Opportunities abound for improving the visual appearance of prototypes and finished extruded profiles by powder coating and printing. The final products, which are manufactured from steel or aluminum profiles on the basis of the 3D-printed model, can be finished with TIGER Drylac® for the best possible protection against corrosion and weather effects.
© formtec Solartechnik
“We had relatively little previous experience with 3D printing aimed at optimizing extruded profiles, but we really wanted to produce some prototypes to display at trade fairs. Our customers were thrilled by the miniature noise barriers, which led to many enquiries, so they clearly sparked huge interest in our concept. The TIGITAL® 3D-Set team provided us with fantastic support and implemented our specifications to perfection.”
INFORMATION TO THE USER - DISCLAIMER
TIGER’s verbal and written recommendations for the processing, use and application of our products, including the information, product properties (e.g. mechanical properties and emission properties) and processing parameters (e.g. laser power, part bed temperatures, post-curing conditions) provided in this use case, are based upon our experience and in accordance with present technological standards.

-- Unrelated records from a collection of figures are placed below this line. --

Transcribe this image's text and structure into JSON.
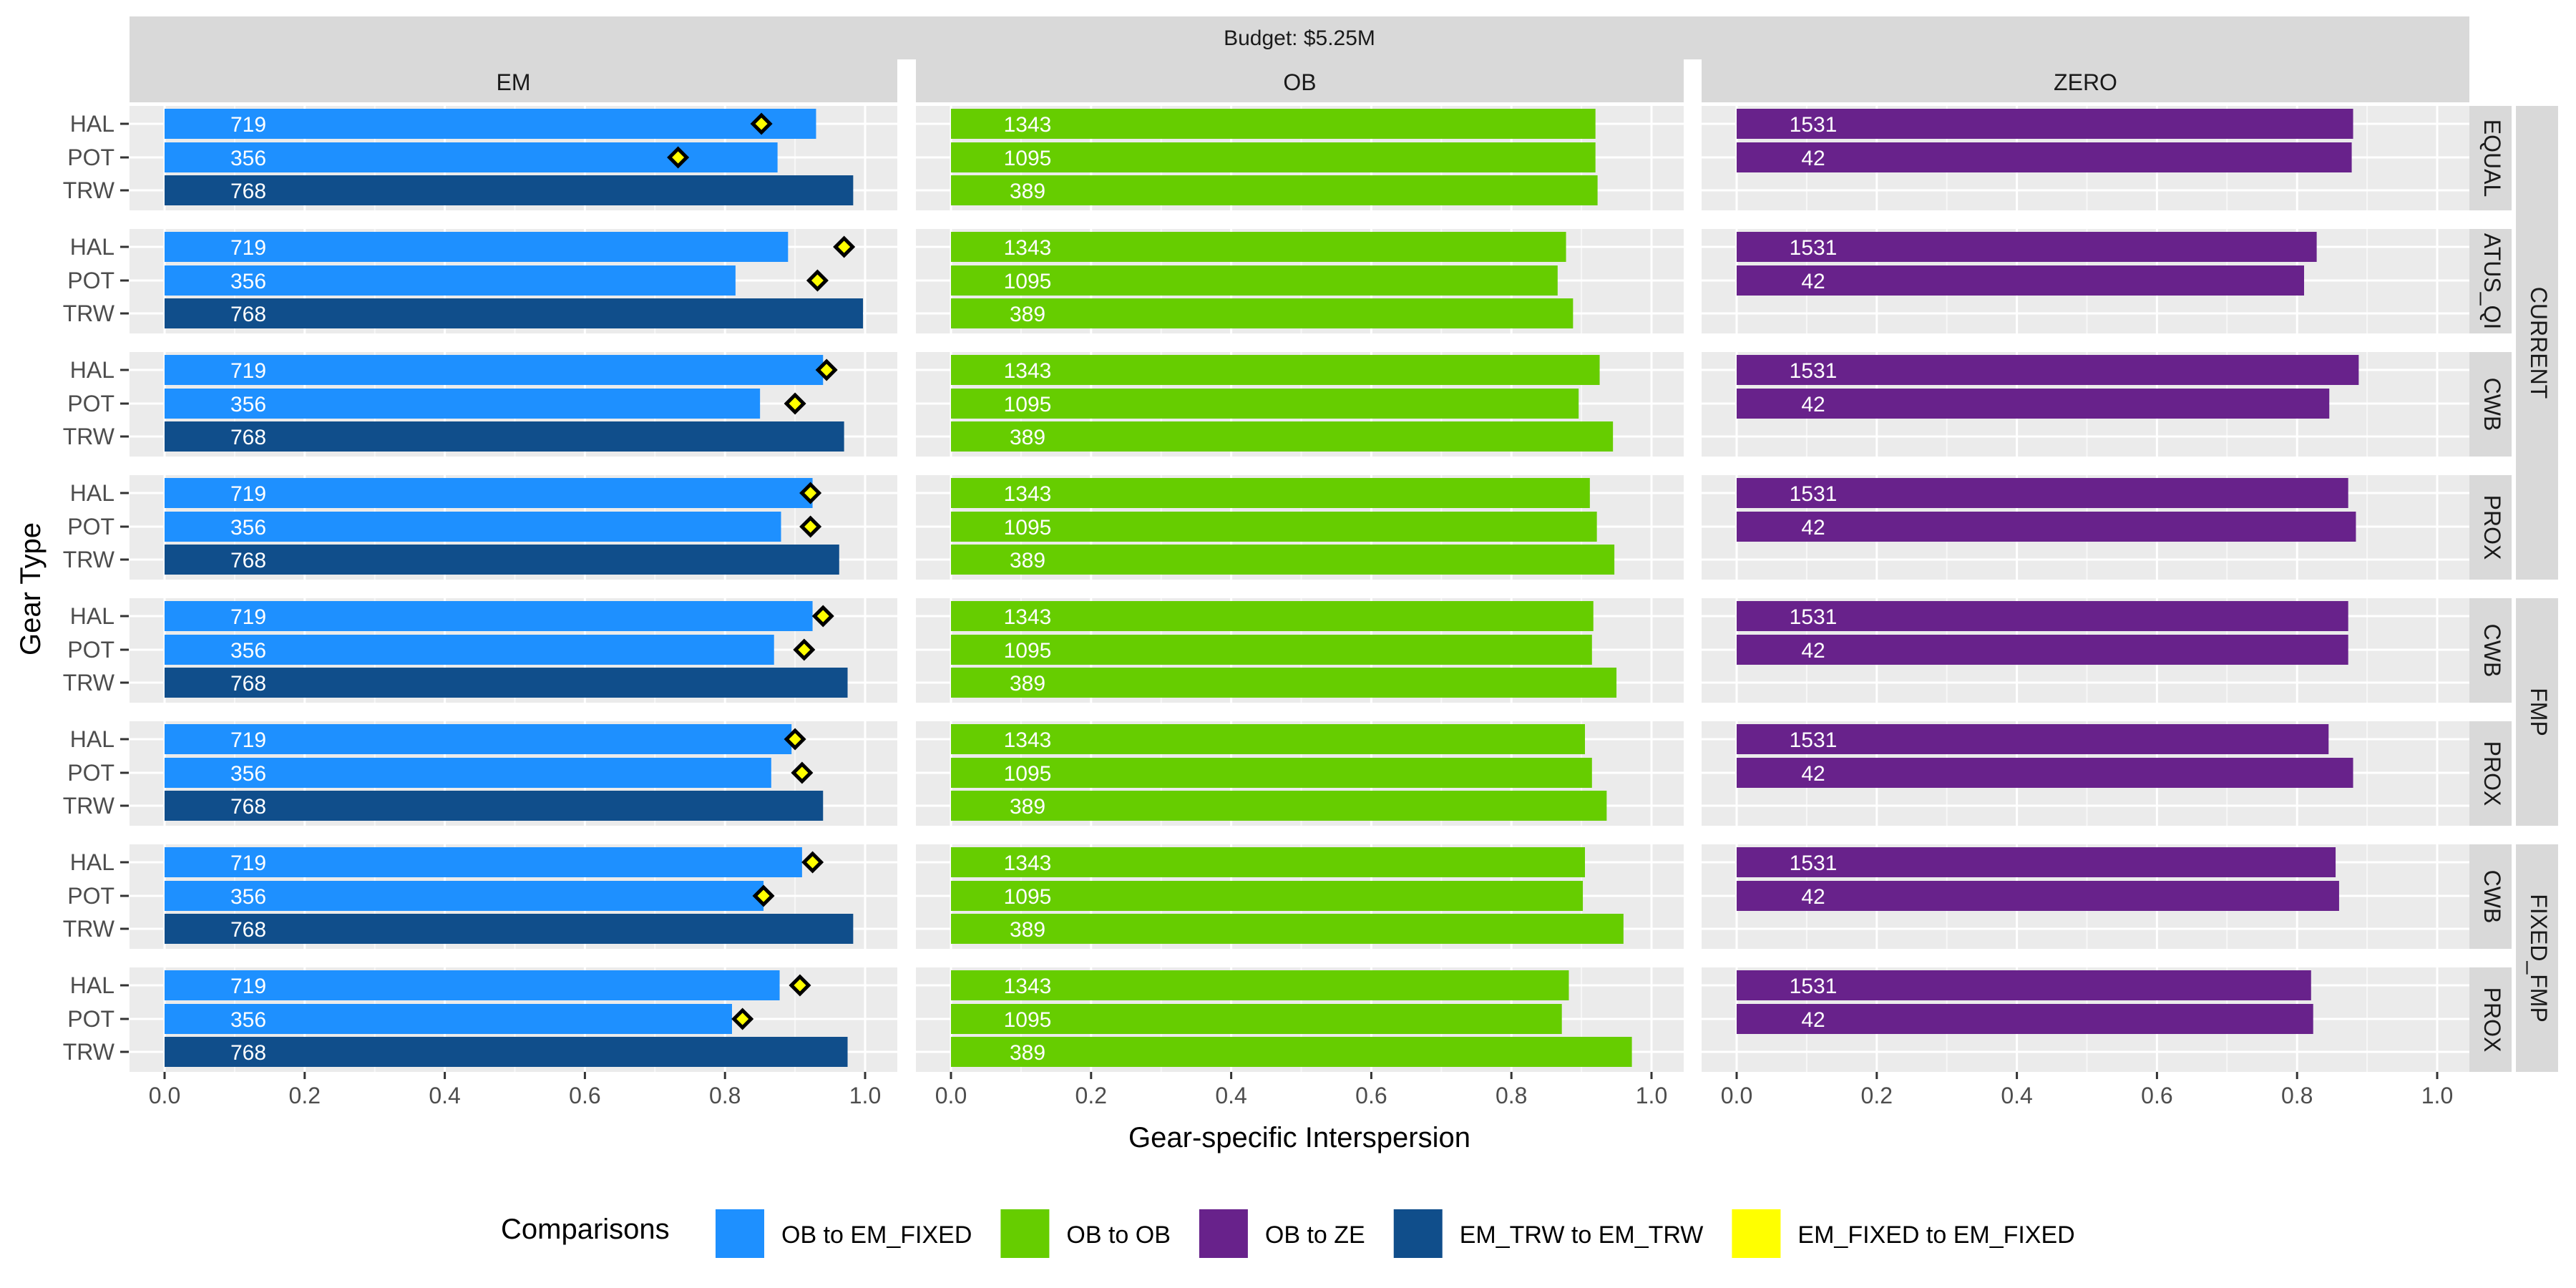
{
  "chart_data": {
    "type": "bar",
    "orientation": "horizontal",
    "title": "Budget: $5.25M",
    "xlabel": "Gear-specific Interspersion",
    "ylabel": "Gear Type",
    "xlim": [
      0,
      1.05
    ],
    "x_ticks": [
      "0.0",
      "0.2",
      "0.4",
      "0.6",
      "0.8",
      "1.0"
    ],
    "grid": true,
    "legend_position": "bottom",
    "legend": {
      "title": "Comparisons",
      "entries": [
        {
          "label": "OB to EM_FIXED",
          "color": "#1e90ff"
        },
        {
          "label": "OB to OB",
          "color": "#66cd00"
        },
        {
          "label": "OB to ZE",
          "color": "#68228b"
        },
        {
          "label": "EM_TRW to EM_TRW",
          "color": "#104e8b"
        },
        {
          "label": "EM_FIXED to EM_FIXED",
          "color": "#ffff00"
        }
      ]
    },
    "columns": [
      "EM",
      "OB",
      "ZERO"
    ],
    "row_groups": [
      {
        "label": "CURRENT",
        "strips": [
          "EQUAL",
          "ATUS_QI",
          "CWB",
          "PROX"
        ]
      },
      {
        "label": "FMP",
        "strips": [
          "CWB",
          "PROX"
        ]
      },
      {
        "label": "FIXED_FMP",
        "strips": [
          "CWB",
          "PROX"
        ]
      }
    ],
    "strata": [
      "HAL",
      "POT",
      "TRW"
    ],
    "bar_labels": {
      "EM": [
        "719",
        "356",
        "768"
      ],
      "OB": [
        "1343",
        "1095",
        "389"
      ],
      "ZERO": [
        "1531",
        "42"
      ]
    },
    "panels": [
      {
        "row": "EQUAL",
        "EM": [
          0.93,
          0.875,
          0.983
        ],
        "EM_FIXED_points": [
          0.852,
          0.733
        ],
        "OB": [
          0.92,
          0.92,
          0.923
        ],
        "ZERO": [
          0.88,
          0.878
        ]
      },
      {
        "row": "ATUS_QI",
        "EM": [
          0.89,
          0.815,
          0.997
        ],
        "EM_FIXED_points": [
          0.97,
          0.932
        ],
        "OB": [
          0.878,
          0.866,
          0.888
        ],
        "ZERO": [
          0.828,
          0.81
        ]
      },
      {
        "row": "CWB",
        "EM": [
          0.94,
          0.85,
          0.97
        ],
        "EM_FIXED_points": [
          0.945,
          0.9
        ],
        "OB": [
          0.926,
          0.896,
          0.945
        ],
        "ZERO": [
          0.888,
          0.846
        ]
      },
      {
        "row": "PROX",
        "EM": [
          0.925,
          0.88,
          0.963
        ],
        "EM_FIXED_points": [
          0.922,
          0.922
        ],
        "OB": [
          0.912,
          0.922,
          0.947
        ],
        "ZERO": [
          0.873,
          0.884
        ]
      },
      {
        "row": "CWB",
        "EM": [
          0.925,
          0.87,
          0.975
        ],
        "EM_FIXED_points": [
          0.94,
          0.913
        ],
        "OB": [
          0.917,
          0.915,
          0.95
        ],
        "ZERO": [
          0.873,
          0.873
        ]
      },
      {
        "row": "PROX",
        "EM": [
          0.895,
          0.866,
          0.94
        ],
        "EM_FIXED_points": [
          0.9,
          0.91
        ],
        "OB": [
          0.905,
          0.915,
          0.936
        ],
        "ZERO": [
          0.845,
          0.88
        ]
      },
      {
        "row": "CWB",
        "EM": [
          0.91,
          0.855,
          0.983
        ],
        "EM_FIXED_points": [
          0.925,
          0.855
        ],
        "OB": [
          0.905,
          0.902,
          0.96
        ],
        "ZERO": [
          0.855,
          0.86
        ]
      },
      {
        "row": "PROX",
        "EM": [
          0.878,
          0.81,
          0.975
        ],
        "EM_FIXED_points": [
          0.907,
          0.825
        ],
        "OB": [
          0.882,
          0.872,
          0.972
        ],
        "ZERO": [
          0.82,
          0.823
        ]
      }
    ]
  }
}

These are given only in order to support the user, are noncommittal and do not constitute any additional commitment or product specification. The user shall be solely responsible for checking and verifying the suitability and/or fitness of our products and exemplary processing conditions for the intended use, application and process. Further, the user shall be solely responsible for the appropriate, safe and legally compliant use, processing, handling and application of our products as well as for any related 3D printed parts. To the extent permitted by applicable law, TIGER, its employees, boards, OWNERS, agents, subcontractors or affiliates can NOT be made liable for any damages, whether caused directly or indirectly BY or being related to this use case, or for any related loss of profit, loss of goodwill, or any other consequential damages.